The wealthiest government employees or corporate
executives who receive health care insurance as a part of their
compensation package receive this benefit on a tax-free basis.
Any one who pays their own health insurance premiums or medical
bills must struggle to wring these payments from income that
is fully taxed. This practice transcends unfairness and lack
of equity. It also inflates the cost of health care for everyone.
Those who are provided with their health care as a tax-free
benefit have little incentive to spend those health care
dollars wisely.
After modest co-payments or deductibles, the sky is the limit.
Those spending their own money have much more motivation to
pursue the most efficient use of their health care resources.
Yet the
government taxes and thereby discourages that behavior. It
rewards the cost-is-no-object approach to health care insurance.
It is hard to understand the reasoning behind this approach.
Perhaps there are those who would prefer that everyone be dependent
on someone else or on the government for their health care.
Given the expense explosion that results from “free” health
care, perhaps there are those who would prefer that every detail
of our health care be regulated by the government.
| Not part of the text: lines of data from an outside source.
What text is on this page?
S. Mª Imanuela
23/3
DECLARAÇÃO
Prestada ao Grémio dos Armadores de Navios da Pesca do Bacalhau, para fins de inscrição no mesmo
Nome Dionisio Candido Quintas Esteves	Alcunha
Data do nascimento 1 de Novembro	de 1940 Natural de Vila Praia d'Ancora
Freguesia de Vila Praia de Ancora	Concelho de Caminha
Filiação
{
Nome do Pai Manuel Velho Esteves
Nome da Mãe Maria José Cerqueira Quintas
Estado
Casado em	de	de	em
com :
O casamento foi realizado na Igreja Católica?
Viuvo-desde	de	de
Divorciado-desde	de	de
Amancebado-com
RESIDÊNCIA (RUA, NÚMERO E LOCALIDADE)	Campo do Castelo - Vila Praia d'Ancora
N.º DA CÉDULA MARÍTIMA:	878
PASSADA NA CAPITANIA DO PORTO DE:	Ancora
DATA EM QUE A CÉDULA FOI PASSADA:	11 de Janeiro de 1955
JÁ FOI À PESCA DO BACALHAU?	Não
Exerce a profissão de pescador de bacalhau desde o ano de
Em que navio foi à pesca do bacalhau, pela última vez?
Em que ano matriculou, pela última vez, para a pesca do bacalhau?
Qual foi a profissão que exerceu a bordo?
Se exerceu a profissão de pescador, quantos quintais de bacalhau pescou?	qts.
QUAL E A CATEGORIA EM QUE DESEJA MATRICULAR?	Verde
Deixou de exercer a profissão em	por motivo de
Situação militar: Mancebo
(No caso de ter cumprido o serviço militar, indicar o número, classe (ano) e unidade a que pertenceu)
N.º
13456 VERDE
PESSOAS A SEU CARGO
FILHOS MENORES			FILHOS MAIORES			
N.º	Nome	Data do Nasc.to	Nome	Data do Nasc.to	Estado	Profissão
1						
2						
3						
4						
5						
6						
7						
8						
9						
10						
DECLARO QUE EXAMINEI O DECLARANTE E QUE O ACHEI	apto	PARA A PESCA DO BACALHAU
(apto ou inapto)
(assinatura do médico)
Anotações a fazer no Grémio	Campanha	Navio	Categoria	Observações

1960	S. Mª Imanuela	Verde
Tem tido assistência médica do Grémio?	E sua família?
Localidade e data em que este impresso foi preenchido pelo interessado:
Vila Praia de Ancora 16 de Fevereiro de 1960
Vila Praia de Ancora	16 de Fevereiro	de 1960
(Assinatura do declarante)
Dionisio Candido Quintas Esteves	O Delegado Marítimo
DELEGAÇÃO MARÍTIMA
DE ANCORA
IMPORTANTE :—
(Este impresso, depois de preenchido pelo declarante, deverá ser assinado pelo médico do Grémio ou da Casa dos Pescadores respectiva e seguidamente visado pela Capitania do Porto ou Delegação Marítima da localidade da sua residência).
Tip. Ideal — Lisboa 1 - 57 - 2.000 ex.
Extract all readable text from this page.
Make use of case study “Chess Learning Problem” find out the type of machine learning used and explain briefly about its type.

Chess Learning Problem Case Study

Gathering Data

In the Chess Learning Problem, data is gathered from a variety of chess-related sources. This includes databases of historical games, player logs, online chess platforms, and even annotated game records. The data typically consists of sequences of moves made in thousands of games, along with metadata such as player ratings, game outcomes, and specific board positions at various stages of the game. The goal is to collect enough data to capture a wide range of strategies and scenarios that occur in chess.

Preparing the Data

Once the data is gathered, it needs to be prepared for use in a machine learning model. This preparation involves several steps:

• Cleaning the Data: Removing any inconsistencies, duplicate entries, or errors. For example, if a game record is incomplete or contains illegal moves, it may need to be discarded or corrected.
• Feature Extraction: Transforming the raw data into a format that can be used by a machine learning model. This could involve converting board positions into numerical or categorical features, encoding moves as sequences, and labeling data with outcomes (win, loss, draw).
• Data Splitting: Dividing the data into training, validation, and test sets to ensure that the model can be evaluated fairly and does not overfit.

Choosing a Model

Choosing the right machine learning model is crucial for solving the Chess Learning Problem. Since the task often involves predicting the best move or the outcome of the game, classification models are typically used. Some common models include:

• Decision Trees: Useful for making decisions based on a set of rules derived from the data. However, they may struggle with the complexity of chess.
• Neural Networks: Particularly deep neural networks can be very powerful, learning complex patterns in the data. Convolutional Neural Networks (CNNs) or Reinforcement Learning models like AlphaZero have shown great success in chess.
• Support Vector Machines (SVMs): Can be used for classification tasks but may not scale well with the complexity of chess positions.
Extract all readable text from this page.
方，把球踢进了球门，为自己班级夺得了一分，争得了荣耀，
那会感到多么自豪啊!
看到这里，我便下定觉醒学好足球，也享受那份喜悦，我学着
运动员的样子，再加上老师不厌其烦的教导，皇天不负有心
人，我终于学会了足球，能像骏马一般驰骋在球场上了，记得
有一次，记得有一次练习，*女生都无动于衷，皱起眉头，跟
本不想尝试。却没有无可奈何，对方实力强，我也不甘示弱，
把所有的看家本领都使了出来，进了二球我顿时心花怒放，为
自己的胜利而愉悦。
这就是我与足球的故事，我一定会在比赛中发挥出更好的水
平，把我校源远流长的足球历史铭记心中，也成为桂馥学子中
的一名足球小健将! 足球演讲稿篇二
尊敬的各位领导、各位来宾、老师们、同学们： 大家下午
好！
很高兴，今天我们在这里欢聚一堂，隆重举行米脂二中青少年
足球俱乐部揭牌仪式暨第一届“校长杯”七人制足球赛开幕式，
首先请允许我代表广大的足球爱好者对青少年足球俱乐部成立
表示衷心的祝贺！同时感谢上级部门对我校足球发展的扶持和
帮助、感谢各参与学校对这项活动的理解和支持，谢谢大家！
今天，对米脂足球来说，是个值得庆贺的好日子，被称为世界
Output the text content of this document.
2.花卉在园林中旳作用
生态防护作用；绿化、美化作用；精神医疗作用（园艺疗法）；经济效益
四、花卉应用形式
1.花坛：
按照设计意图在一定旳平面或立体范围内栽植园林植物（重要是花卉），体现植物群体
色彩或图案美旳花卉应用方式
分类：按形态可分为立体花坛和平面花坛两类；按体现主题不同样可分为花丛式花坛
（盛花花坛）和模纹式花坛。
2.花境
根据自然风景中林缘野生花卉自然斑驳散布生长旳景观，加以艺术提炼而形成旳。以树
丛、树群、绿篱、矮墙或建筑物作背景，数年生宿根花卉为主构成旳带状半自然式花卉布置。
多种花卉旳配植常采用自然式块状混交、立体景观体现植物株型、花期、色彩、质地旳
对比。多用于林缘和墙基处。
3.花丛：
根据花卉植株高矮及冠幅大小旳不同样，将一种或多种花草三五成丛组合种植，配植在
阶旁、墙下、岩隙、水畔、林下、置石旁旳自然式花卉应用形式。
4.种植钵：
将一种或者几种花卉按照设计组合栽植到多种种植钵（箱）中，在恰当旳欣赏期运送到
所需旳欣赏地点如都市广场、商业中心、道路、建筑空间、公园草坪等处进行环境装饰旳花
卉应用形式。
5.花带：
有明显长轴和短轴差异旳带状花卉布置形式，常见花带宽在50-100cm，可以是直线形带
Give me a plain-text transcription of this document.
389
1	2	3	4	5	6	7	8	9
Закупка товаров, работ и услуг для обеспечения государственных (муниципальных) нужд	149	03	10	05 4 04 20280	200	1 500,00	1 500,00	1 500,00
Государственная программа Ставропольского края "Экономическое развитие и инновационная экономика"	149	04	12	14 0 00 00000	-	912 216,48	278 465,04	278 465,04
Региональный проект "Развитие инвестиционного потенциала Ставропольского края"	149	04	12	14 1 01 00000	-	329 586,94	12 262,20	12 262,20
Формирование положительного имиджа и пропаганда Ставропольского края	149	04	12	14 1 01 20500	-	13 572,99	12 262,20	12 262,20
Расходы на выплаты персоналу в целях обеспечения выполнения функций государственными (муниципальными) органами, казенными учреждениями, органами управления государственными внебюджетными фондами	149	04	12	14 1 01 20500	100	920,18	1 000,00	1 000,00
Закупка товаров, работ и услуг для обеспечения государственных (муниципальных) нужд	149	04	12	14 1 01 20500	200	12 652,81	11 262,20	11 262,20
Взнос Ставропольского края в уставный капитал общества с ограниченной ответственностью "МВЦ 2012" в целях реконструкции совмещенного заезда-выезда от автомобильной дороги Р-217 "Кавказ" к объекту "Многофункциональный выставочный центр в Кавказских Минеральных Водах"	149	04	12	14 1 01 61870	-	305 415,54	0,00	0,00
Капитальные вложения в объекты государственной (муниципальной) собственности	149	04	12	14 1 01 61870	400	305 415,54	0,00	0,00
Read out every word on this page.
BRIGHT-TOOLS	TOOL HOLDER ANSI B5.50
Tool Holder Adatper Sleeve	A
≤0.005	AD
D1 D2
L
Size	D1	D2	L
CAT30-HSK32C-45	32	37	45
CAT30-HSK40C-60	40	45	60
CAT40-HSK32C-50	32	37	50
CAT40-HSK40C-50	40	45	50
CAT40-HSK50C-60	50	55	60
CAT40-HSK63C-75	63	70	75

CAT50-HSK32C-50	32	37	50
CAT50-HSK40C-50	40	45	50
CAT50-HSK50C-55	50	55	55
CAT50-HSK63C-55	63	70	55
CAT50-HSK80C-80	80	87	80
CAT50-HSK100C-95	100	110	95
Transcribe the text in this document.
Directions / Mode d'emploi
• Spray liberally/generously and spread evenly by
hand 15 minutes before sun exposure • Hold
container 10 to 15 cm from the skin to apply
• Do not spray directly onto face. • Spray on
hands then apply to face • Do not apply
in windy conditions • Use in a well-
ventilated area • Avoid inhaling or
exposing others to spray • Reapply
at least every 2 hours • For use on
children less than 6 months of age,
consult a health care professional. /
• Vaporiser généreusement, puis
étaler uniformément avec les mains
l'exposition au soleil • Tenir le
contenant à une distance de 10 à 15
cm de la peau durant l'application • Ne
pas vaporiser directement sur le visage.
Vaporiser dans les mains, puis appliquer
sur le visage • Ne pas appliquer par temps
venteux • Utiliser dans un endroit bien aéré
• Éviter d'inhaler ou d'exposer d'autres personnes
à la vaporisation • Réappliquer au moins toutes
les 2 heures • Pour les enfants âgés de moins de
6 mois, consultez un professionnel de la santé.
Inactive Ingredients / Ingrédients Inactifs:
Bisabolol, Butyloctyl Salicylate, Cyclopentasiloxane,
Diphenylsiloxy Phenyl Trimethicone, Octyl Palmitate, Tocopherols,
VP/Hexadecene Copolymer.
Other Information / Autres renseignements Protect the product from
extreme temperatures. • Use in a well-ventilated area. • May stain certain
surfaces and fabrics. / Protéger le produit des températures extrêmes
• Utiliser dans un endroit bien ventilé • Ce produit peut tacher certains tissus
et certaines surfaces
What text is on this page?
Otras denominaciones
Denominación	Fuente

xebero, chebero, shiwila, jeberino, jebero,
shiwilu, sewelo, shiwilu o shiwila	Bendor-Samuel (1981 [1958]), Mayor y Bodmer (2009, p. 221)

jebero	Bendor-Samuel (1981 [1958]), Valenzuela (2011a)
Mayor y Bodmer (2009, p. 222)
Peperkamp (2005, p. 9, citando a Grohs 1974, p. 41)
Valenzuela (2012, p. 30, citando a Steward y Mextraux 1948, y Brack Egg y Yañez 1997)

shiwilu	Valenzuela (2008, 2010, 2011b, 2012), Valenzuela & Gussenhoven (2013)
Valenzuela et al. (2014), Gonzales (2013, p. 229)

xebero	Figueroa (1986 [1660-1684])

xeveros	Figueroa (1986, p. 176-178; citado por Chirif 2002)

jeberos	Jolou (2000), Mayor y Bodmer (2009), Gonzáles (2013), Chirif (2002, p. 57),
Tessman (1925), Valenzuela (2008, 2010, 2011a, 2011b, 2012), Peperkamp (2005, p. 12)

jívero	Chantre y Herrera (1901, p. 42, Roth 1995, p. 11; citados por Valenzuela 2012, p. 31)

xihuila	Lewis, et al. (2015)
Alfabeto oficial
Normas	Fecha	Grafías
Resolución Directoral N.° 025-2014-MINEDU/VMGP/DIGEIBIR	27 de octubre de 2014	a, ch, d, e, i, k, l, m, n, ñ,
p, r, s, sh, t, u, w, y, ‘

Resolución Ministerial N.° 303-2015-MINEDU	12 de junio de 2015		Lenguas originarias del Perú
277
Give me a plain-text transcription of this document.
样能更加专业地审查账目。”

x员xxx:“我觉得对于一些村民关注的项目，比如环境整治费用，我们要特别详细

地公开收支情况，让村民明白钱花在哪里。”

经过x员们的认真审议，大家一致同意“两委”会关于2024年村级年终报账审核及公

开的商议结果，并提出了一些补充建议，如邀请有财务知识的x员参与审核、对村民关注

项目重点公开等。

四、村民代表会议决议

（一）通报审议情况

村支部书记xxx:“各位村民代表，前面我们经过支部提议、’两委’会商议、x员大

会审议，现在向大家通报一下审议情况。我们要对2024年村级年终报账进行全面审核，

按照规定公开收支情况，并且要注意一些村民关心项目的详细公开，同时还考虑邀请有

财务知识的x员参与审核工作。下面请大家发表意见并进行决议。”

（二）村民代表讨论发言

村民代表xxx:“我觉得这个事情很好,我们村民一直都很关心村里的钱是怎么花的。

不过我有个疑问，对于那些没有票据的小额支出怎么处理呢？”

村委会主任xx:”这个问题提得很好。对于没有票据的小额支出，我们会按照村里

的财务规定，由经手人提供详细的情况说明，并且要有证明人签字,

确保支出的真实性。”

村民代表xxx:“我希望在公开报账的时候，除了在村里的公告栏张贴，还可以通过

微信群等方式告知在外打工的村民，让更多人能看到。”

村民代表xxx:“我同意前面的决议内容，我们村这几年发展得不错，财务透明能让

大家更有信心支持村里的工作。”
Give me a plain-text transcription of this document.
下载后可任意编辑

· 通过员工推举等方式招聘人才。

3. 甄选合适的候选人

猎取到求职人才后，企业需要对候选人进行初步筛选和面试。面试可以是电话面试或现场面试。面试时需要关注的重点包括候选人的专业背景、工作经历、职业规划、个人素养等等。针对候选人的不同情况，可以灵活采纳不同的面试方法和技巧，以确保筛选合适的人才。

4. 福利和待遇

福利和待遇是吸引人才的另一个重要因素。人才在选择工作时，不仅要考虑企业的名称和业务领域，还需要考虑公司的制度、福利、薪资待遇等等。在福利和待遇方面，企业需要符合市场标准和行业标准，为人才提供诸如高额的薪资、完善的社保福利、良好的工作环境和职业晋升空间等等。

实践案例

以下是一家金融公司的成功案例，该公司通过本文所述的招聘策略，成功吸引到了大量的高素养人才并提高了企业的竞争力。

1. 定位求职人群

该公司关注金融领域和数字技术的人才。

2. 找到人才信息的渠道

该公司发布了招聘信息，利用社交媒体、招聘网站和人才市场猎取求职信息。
There often
appears to be a great fear in government circles of autonomous
individuals left free to pay for their own health care, and
to make their own decisions about it. One thing the government could most easily do to bring the
cost of health care within the reach of almost all Americans
would
be the expansion of unrestricted, tax-free medical savings
accounts (MSA’s). Such accounts can cover most or all of everyone’s
routine medical expenses. In conjunction with high-deductible,
low-premium insurance for medical emergencies and long-term care,
these accounts make health care affordable. We all would then
be freed from the tax burden of supporting a huge government
health care establishment. (Very restricted MSA’s exist
today, but the legislation creating them will expire at the
end of 2003. A small provision for this type of account was
passed
in the House version of Medicare legislation now in conference
committee embedded in an otherwise bad bill. But it is unlikely
to survive.)
A major advantage of this approach is that each individual
would permanently own the health care coverage, independent
of any
employer and unencumbered by government regulators.This makes
it completely portable so it can follow each individual through
a career and into retirement. Actually, it would extend beyond
retirement as any unused savings could be passed on to heirs.
Such ownership would provide far more security than a financially
unsupported government “entitlement,” real peace
of mind, and true independence.
This independence provided by tax freedom for our health care
expenses would, more importantly, leave us free to make our
own health care choices and to accept or reject the recommendations
of the physicians and surgeons that we choose. That is a far
more important benefit than the actual dollar savings that
tax
equity for health care expenses would provide.
Let there be no doubt about it. What the government pays for,
it also controls. When the government makes itself the primary
provider of anything, it commands it. It owns it. A government
that provides for all of your body’s health care needs
will ultimately think and act as if it owns your body. Those
who are uncomfortable with that idea need to understand that
they need to reject the illusion of government handouts, and
demand the right to spend their own dollars, free of tax, to
provide for their own lives and health.